From my personal experience, I've noticed that some apps I had created in the past were being flagged, and by just recompiling them with an updated version of the language could solve the problem. But applications which depend on old versions of MSVS can't probably solve this except migrating to a newer version (which might involve lots of refactoring).
@jcwild:
My code signing certificate comes from Sectigo, and yes, it did cost a lot, including my having to get a notary vouch for my identity. Was a total pain in the backside to get. It's extremely frustrating if that is all for nothing.
It won't ever be for nothing, for at least the installer will mention that the software is certified and from a trusted source, but it won't prevent antivirus tools from flagging it at download time — which kind of defeats the whole purpose of the certificate.
I believe the most sensible action is to spread the knowledge of how untrustworthy antivirus software is, by providing practical examples of applications that can be downloaded, and which are flagged as "elevate risk trojans", and then provide instructions on how to unpack their binary files via UPX, just to show that after unpacking the antivirus will declare them safe. Once people realize that false positives represent the majority of alerts, and how these falsely increase users' confidence in these tools, providing the illusion of being constantly protected, maybe they will realize that they are being ripped off.
As an example, you can take the free utilities by NirSoft:
these are well known and world-wide trusted tools (most of them standalone) written by a well known programmer with a good reputation. And exactly because they were created by a good programmer, most of them get flagged as trojans, viruses, etc. In almost every case it's because they are UPX compressed, and you can check it out yourself: unpack the executables and they're no longer flagged. Other times good apps are flagged because they contain some assembly code that leverages CPU specific instructions to obtain info about the motherboard (antiviruses don't like smart code which they can't control).
jcwild
commented
3 years ago Ok, well you'll be pleased to know, adrift.co is now https. :)
dfabulich
commented
3 years ago I downloaded https://www.adrift.co/files/ADRIFT5r.zip today and found that it worked without error when I opened it on Windows 10! (Maybe HTTPS did it?)
kpeamon
commented
3 years ago I downloaded https://www.adrift.co/files/ADRIFT5r.zip today and found that it worked without error when I opened it on Windows 10! (Maybe HTTPS did it?)

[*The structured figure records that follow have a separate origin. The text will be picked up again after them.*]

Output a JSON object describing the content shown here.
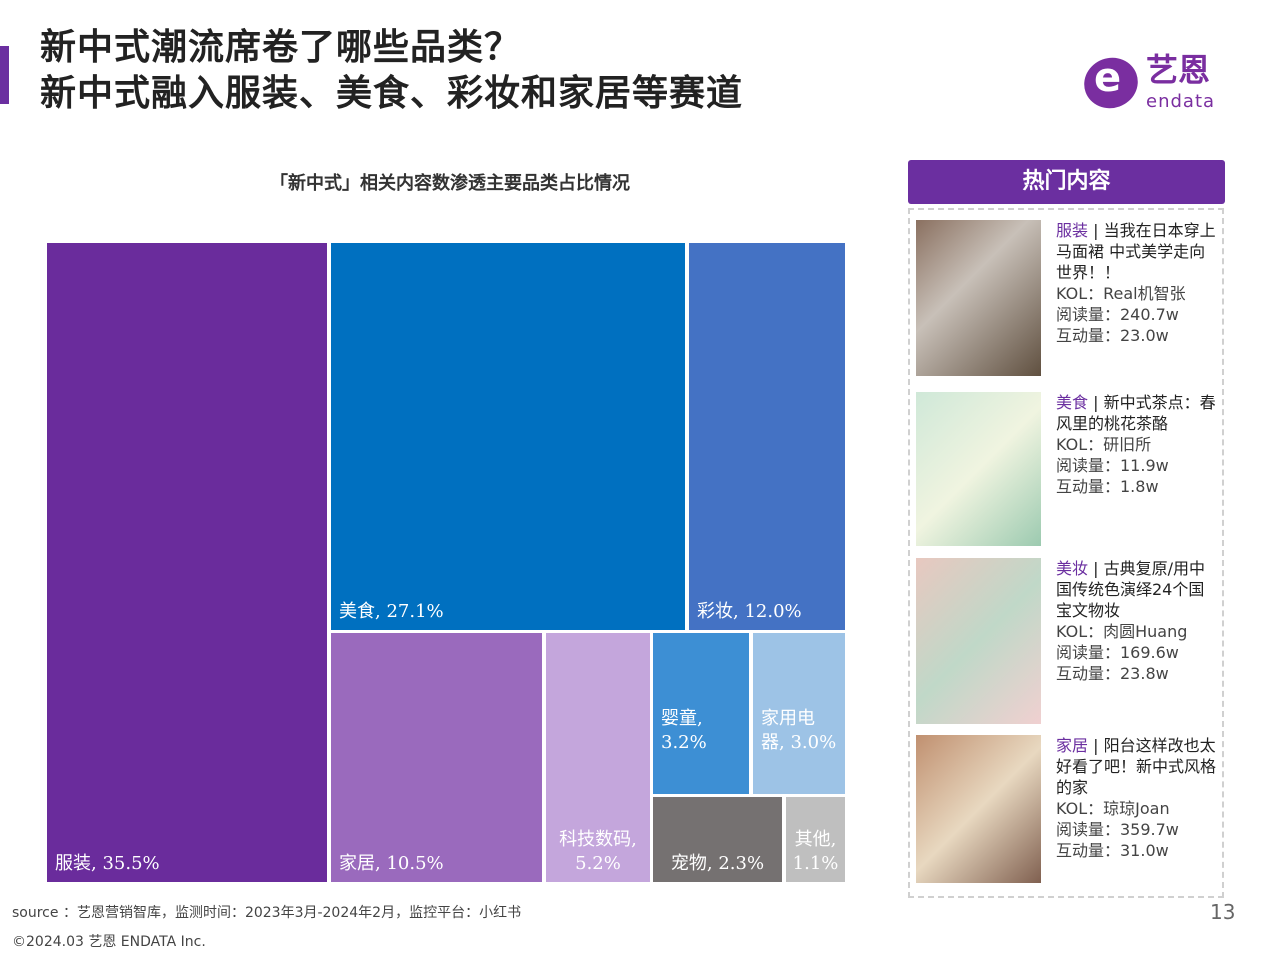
{
  "header": {
    "title_line1": "新中式潮流席卷了哪些品类？",
    "title_line2": "新中式融入服装、美食、彩妆和家居等赛道",
    "logo_cn": "艺恩",
    "logo_en": "endata"
  },
  "chart_data": {
    "type": "treemap",
    "title": "「新中式」相关内容数渗透主要品类占比情况",
    "unit": "%",
    "categories": [
      "服装",
      "美食",
      "彩妆",
      "家居",
      "科技数码",
      "婴童",
      "家用电器",
      "宠物",
      "其他"
    ],
    "values": [
      35.5,
      27.1,
      12.0,
      10.5,
      5.2,
      3.2,
      3.0,
      2.3,
      1.1
    ],
    "labels": [
      "服装, 35.5%",
      "美食, 27.1%",
      "彩妆, 12.0%",
      "家居, 10.5%",
      "科技数码, 5.2%",
      "婴童, 3.2%",
      "家用电器, 3.0%",
      "宠物, 2.3%",
      "其他, 1.1%"
    ],
    "colors": [
      "#6a2c9c",
      "#0070c0",
      "#4472c4",
      "#9a6abd",
      "#c4a6dc",
      "#3d8fd4",
      "#9dc3e6",
      "#757171",
      "#bfbfbf"
    ]
  },
  "panel": {
    "title": "热门内容",
    "items": [
      {
        "category": "服装",
        "title": "当我在日本穿上马面裙 中式美学走向世界！！",
        "kol": "KOL：Real机智张",
        "reads": "阅读量：240.7w",
        "interactions": "互动量：23.0w"
      },
      {
        "category": "美食",
        "title": "新中式茶点：春风里的桃花茶酪",
        "kol": "KOL：研旧所",
        "reads": "阅读量：11.9w",
        "interactions": "互动量：1.8w"
      },
      {
        "category": "美妆",
        "title": "古典复原/用中国传统色演绎24个国宝文物妆",
        "kol": "KOL：肉圆Huang",
        "reads": "阅读量：169.6w",
        "interactions": "互动量：23.8w"
      },
      {
        "category": "家居",
        "title": "阳台这样改也太好看了吧！新中式风格的家",
        "kol": "KOL：琼琼Joan",
        "reads": "阅读量：359.7w",
        "interactions": "互动量：31.0w"
      }
    ]
  },
  "footer": {
    "source": "source ：艺恩营销智库，监测时间：2023年3月-2024年2月，监控平台：小红书",
    "copyright": "©2024.03  艺恩 ENDATA Inc.",
    "page": "13"
  }
}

Great, please spread the word :)
I downloaded http://www.adrift.co/files/ADRIFT5r.zip in Google Chrome, and used it to extract run500.exe. Windows Defender flagged it as malware.
I see that I'm not the first person to report that the runner gets flagged as malware, http://forum.adrift.co/viewtopic.php?f=14&t=12652&p=107579&hilit=malware#p107579 but in this case, I don't think Windows Defender is being excessively cautious… it's identified an actual Trojan that matches this file.
(It complains about ADRIFT5Setup.zip as well.)